Standing at the forefront of innovative literary, theoretical, and cultural studies, our field remains one of the most exciting in the Humanities. Our discipline demands now––just as it did in 1969––exceptional linguistic ability, advanced critical tools, and output of a universally high intellectual caliber. Through its pioneering projects, Comparative Literature at UCLA seeks to define new paradigms and directions in literary traditions, theory, and criticism––while fostering interdisciplinary research and critical pedagogies.
All of this hard work plays a special role in Southern California. The diverse, multiethnic population of Los Angeles today distinguishes the city as the cultural hub of the Pacific Rim. LA both imports and exports difference, seven days a week, twenty-four hours a day. People from more than 140 countries, speaking 224 different identified languages, currently call Los Angeles home. The region does not have a majority population––and so Comparative Literature, free of a single language or ideology, is able to both negotiate and celebrate that kaleidoscopic diversity.

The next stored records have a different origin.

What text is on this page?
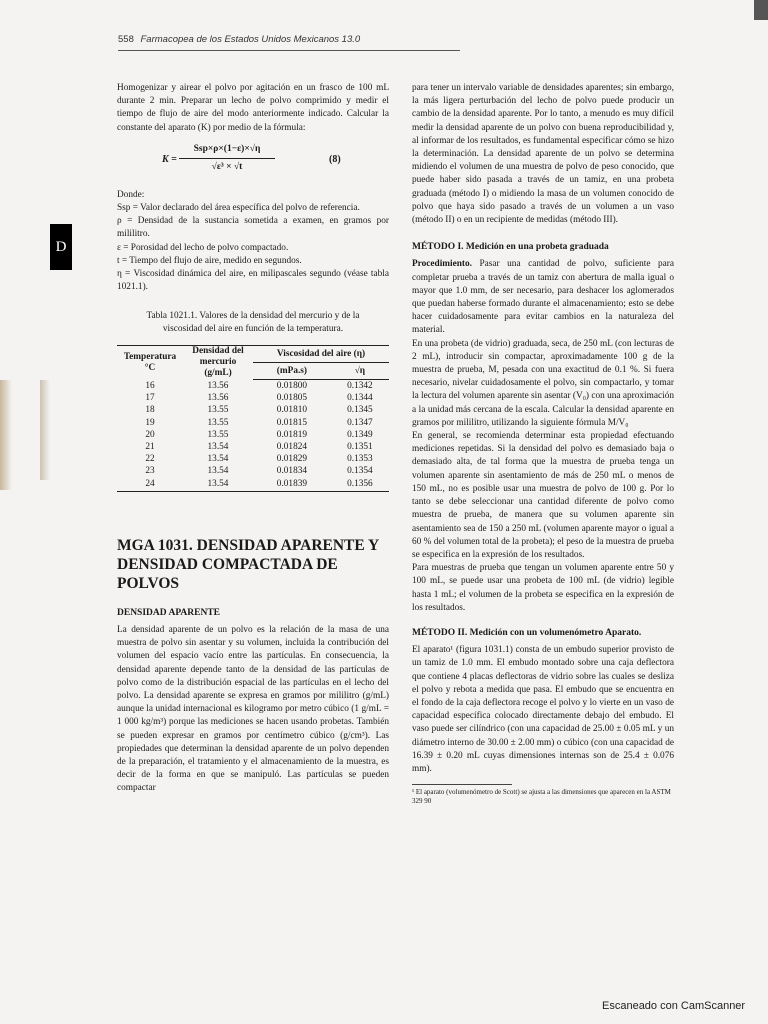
558 Farmacopea de los Estados Unidos Mexicanos 13.0
D

Homogenizar y airear el polvo por agitación en un frasco de 100 mL durante 2 min. Preparar un lecho de polvo comprimido y medir el tiempo de flujo de aire del modo anteriormente indicado. Calcular la constante del aparato (K) por medio de la fórmula:

K =
Ssp×ρ×(1−ε)×√η
√ε³ × √t
(8)

Donde:

Ssp = Valor declarado del área específica del polvo de referencia.

ρ = Densidad de la sustancia sometida a examen, en gramos por mililitro.

ε = Porosidad del lecho de polvo compactado.

t = Tiempo del flujo de aire, medido en segundos.

η = Viscosidad dinámica del aire, en milipascales segundo (véase tabla 1021.1).

Tabla 1021.1. Valores de la densidad del mercurio y de la viscosidad del aire en función de la temperatura.
Temperatura °C	Densidad del mercurio (g/mL)	Viscosidad del aire (η)	
		(mPa.s)	√η
16	13.56	0.01800	0.1342
17	13.56	0.01805	0.1344
18	13.55	0.01810	0.1345
19	13.55	0.01815	0.1347
20	13.55	0.01819	0.1349
21	13.54	0.01824	0.1351
22	13.54	0.01829	0.1353
23	13.54	0.01834	0.1354
24	13.54	0.01839	0.1356
MGA 1031. DENSIDAD APARENTE Y DENSIDAD COMPACTADA DE POLVOS
DENSIDAD APARENTE

La densidad aparente de un polvo es la relación de la masa de una muestra de polvo sin asentar y su volumen, incluida la contribución del volumen del espacio vacío entre las partículas. En consecuencia, la densidad aparente depende tanto de la densidad de las partículas de polvo como de la distribución espacial de las partículas en el lecho del polvo. La densidad aparente se expresa en gramos por mililitro (g/mL) aunque la unidad internacional es kilogramo por metro cúbico (1 g/mL = 1 000 kg/m³) porque las mediciones se hacen usando probetas. También se pueden expresar en gramos por centímetro cúbico (g/cm³). Las propiedades que determinan la densidad aparente de un polvo dependen de la preparación, el tratamiento y el almacenamiento de la muestra, es decir de la forma en que se manipuló. Las partículas se pueden compactar

para tener un intervalo variable de densidades aparentes; sin embargo, la más ligera perturbación del lecho de polvo puede producir un cambio de la densidad aparente. Por lo tanto, a menudo es muy difícil medir la densidad aparente de un polvo con buena reproducibilidad y, al informar de los resultados, es fundamental especificar cómo se hizo la determinación. La densidad aparente de un polvo se determina midiendo el volumen de una muestra de polvo de peso conocido, que puede haber sido pasada a través de un tamiz, en una probeta graduada (método I) o midiendo la masa de un volumen conocido de polvo que haya sido pasado a través de un volumen a un vaso (método II) o en un recipiente de medidas (método III).

MÉTODO I. Medición en una probeta graduada

Procedimiento. Pasar una cantidad de polvo, suficiente para completar prueba a través de un tamiz con abertura de malla igual o mayor que 1.0 mm, de ser necesario, para deshacer los aglomerados que puedan haberse formado durante el almacenamiento; esto se debe hacer cuidadosamente para evitar cambios en la naturaleza del material.

En una probeta (de vidrio) graduada, seca, de 250 mL (con lecturas de 2 mL), introducir sin compactar, aproximadamente 100 g de la muestra de prueba, M, pesada con una exactitud de 0.1 %. Si fuera necesario, nivelar cuidadosamente el polvo, sin compactarlo, y tomar la lectura del volumen aparente sin asentar (V₀) con una aproximación a la unidad más cercana de la escala. Calcular la densidad aparente en gramos por mililitro, utilizando la siguiente fórmula M/V₀

En general, se recomienda determinar esta propiedad efectuando mediciones repetidas. Si la densidad del polvo es demasiado baja o demasiado alta, de tal forma que la muestra de prueba tenga un volumen aparente sin asentamiento de más de 250 mL o menos de 150 mL, no es posible usar una muestra de polvo de 100 g. Por lo tanto se debe seleccionar una cantidad diferente de polvo como muestra de prueba, de manera que su volumen aparente sin asentamiento sea de 150 a 250 mL (volumen aparente mayor o igual a 60 % del volumen total de la probeta); el peso de la muestra de prueba se especifica en la expresión de los resultados.

Para muestras de prueba que tengan un volumen aparente entre 50 y 100 mL, se puede usar una probeta de 100 mL (de vidrio) legible hasta 1 mL; el volumen de la probeta se especifica en la expresión de los resultados.

MÉTODO II. Medición con un volumenómetro Aparato.

El aparato¹ (figura 1031.1) consta de un embudo superior provisto de un tamiz de 1.0 mm. El embudo montado sobre una caja deflectora que contiene 4 placas deflectoras de vidrio sobre las cuales se desliza el polvo y rebota a medida que pasa. El embudo que se encuentra en el fondo de la caja deflectora recoge el polvo y lo vierte en un vaso de capacidad específica colocado directamente debajo del embudo. El vaso puede ser cilíndrico (con una capacidad de 25.00 ± 0.05 mL y un diámetro interno de 30.00 ± 2.00 mm) o cúbico (con una capacidad de 16.39 ± 0.20 mL cuyas dimensiones internas son de 25.4 ± 0.076 mm).

¹ El aparato (volumenómetro de Scott) se ajusta a las dimensiones que aparecen en la ASTM 329 90
Escaneado con CamScanner
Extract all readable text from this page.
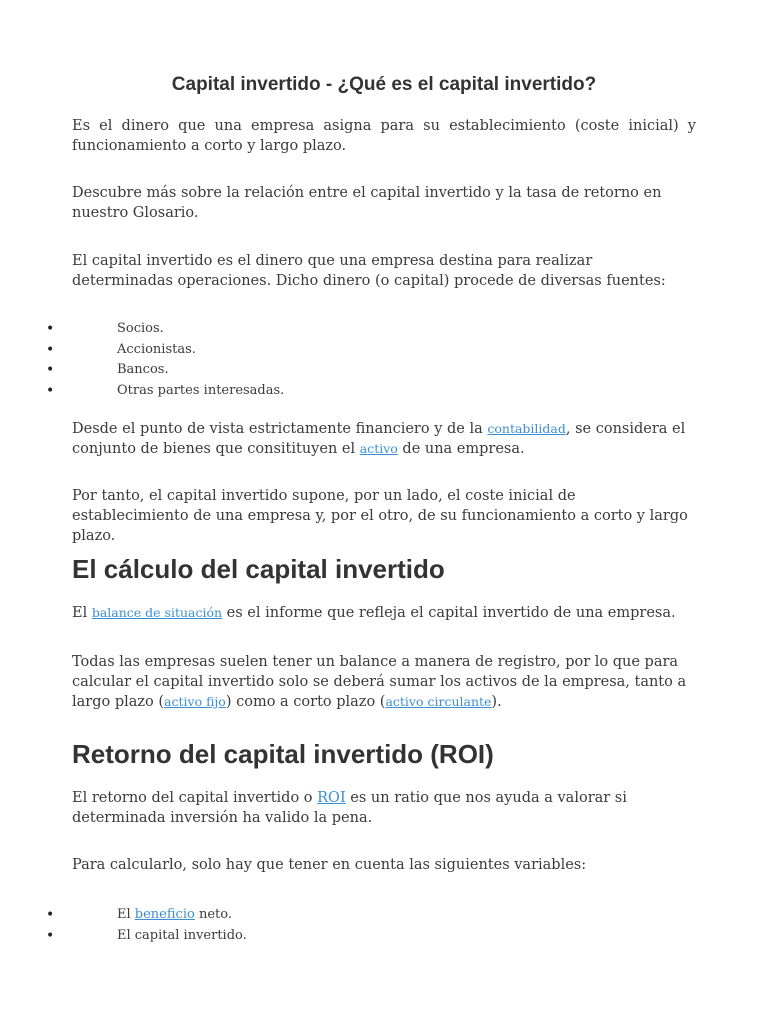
Capital invertido - ¿Qué es el capital invertido?

Es el dinero que una empresa asigna para su establecimiento (coste inicial) y funcionamiento a corto y largo plazo.

Descubre más sobre la relación entre el capital invertido y la tasa de retorno en nuestro Glosario.

El capital invertido es el dinero que una empresa destina para realizar determinadas operaciones. Dicho dinero (o capital) procede de diversas fuentes:

•	Socios.
•	Accionistas.
•	Bancos.
•	Otras partes interesadas.

Desde el punto de vista estrictamente financiero y de la contabilidad, se considera el conjunto de bienes que consitituyen el activo de una empresa.

Por tanto, el capital invertido supone, por un lado, el coste inicial de establecimiento de una empresa y, por el otro, de su funcionamiento a corto y largo plazo.

El cálculo del capital invertido

El balance de situación es el informe que refleja el capital invertido de una empresa.

Todas las empresas suelen tener un balance a manera de registro, por lo que para calcular el capital invertido solo se deberá sumar los activos de la empresa, tanto a largo plazo (activo fijo) como a corto plazo (activo circulante).

Retorno del capital invertido (ROI)

El retorno del capital invertido o ROI es un ratio que nos ayuda a valorar si determinada inversión ha valido la pena.

Para calcularlo, solo hay que tener en cuenta las siguientes variables:

•	El beneficio neto.
•	El capital invertido.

Then, of course, we all participate in the reputation of UCLA as a whole, which was named the nation’s Top Public University in the 2017–18 Times Higher Education World University Rankings. The THEWUR ranked 1,102 of the world’s leading research universities, drawing on 195 data points. We came out on top.
None of this enduring success, however, would be possible in our department unless we loved our work. And that, image by image, note by note, is precisely what this page hopes to celebrate.